I only had an hour before I left to visit a friend and her family. After five months of being apart, she and I had a lot of catching up to do. I even met the family’s feisty Siamese kitten.
The daughters were trying to get their 20,000 words in for the day and I learned all sorts of things. Oldest daughter said her classmates bought bags of suckers and sawed off the sticks. They could eat them behind their masks during class. “What happens if the teacher asks a question?” I asked. Younger daughter was feasting on my fresh-baked chocolate chip cookies when she announced that she didn’t really like chocolate. In fact, she preferred peas. Next time should I bring cookies with peas in them? She giggled.
The girls begged me to resume English class with them because of their “fatal” English grades this year.
We looked at pictures of my sister’s wedding. “And you? Did you find a husband in your country?” My friend leaned in close, wanting every juicy detail. But just then, her daughters noticed the Christmas tree of lights along the boulevard and called us to the patio door to see.
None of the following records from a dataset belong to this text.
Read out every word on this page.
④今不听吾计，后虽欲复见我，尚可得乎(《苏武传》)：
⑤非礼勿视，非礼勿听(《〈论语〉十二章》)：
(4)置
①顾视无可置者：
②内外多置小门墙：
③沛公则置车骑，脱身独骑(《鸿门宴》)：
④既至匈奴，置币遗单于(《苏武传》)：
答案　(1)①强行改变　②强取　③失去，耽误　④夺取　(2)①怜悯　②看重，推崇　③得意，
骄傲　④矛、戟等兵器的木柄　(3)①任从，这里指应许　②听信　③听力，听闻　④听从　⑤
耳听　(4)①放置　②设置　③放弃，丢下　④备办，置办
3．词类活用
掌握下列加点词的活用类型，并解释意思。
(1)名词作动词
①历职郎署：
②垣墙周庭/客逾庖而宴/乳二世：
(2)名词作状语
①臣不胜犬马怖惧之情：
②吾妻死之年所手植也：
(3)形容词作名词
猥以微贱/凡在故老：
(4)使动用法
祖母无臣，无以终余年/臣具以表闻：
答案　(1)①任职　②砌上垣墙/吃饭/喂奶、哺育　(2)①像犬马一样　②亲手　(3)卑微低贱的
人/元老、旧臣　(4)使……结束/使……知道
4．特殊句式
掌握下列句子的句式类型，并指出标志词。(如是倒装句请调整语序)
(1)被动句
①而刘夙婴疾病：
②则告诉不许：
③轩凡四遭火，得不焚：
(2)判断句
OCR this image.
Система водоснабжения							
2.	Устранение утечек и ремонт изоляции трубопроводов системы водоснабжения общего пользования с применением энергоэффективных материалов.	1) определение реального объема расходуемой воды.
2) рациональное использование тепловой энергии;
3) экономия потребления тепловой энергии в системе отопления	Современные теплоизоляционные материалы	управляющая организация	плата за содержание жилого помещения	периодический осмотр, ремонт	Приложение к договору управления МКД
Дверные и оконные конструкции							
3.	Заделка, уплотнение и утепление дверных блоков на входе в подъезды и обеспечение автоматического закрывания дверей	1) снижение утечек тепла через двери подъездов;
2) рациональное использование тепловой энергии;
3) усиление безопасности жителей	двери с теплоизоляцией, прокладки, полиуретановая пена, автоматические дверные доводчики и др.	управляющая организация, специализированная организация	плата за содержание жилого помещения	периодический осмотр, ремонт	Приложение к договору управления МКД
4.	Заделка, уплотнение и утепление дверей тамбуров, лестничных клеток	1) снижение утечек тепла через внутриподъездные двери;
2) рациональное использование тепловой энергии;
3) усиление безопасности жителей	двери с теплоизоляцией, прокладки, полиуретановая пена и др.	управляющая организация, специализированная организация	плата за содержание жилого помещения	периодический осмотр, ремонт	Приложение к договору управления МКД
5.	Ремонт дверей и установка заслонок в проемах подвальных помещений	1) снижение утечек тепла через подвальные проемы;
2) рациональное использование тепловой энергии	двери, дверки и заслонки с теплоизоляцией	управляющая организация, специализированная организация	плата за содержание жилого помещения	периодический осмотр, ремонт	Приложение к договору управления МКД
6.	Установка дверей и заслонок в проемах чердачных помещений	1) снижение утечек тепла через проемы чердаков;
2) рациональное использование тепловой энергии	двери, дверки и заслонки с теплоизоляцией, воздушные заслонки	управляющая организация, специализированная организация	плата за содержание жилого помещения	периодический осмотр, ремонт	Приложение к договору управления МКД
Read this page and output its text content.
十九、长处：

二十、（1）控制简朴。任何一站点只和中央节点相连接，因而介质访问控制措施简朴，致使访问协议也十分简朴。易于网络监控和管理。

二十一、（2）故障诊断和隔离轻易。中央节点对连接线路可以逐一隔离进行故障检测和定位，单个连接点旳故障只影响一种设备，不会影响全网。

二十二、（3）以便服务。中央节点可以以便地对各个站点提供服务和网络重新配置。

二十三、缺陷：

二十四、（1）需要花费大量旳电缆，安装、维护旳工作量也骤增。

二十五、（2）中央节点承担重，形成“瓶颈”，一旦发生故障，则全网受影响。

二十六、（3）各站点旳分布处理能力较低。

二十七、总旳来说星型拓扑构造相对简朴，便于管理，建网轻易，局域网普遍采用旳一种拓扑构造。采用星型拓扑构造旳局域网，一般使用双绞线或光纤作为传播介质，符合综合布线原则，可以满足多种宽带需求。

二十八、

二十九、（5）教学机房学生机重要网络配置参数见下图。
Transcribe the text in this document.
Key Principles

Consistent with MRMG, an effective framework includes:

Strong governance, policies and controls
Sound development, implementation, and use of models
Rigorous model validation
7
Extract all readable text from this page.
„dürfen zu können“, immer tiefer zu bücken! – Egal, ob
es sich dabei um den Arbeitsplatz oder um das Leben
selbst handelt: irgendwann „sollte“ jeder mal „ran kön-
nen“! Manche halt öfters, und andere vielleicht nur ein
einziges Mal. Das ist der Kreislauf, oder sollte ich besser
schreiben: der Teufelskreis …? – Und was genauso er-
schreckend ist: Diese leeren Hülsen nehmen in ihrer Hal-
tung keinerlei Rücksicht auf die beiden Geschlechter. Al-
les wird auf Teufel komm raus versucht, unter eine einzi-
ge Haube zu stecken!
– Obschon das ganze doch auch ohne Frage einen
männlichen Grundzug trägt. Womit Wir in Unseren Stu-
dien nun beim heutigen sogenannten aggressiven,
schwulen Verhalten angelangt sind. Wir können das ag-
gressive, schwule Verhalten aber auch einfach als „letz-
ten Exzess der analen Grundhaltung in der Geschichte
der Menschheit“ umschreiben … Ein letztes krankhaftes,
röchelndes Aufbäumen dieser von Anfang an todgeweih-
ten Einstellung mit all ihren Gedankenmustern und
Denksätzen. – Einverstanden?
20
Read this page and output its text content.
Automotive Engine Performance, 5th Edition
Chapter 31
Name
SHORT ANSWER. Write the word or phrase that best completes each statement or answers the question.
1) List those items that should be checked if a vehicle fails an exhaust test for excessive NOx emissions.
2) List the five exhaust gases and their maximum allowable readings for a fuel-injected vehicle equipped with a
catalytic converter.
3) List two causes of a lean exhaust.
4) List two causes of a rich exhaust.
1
Slowly I walked home, winding my way up the flights of apartment stairs, smelling the aromas of the various apartments until I entered our quiet space that still smelled like biryani–the lunch I had made shortly before I heard the news and the food that will forever remind me of him. Unmopped floors and overflowing trash cans demanded attention, but I sat down with another round of tears.
Just this week, someone told me that when we reach eternity, we will look back at the gulf between missing a loved one and joining them. That gulf will be a tiny blip, inconsequential. I agree, but today feels bigger than that blip already.
Oh, God. What were You thinking?
It’s not a fair question, I know. But that’s where I am today: grateful God is big enough to listen to unfair questions.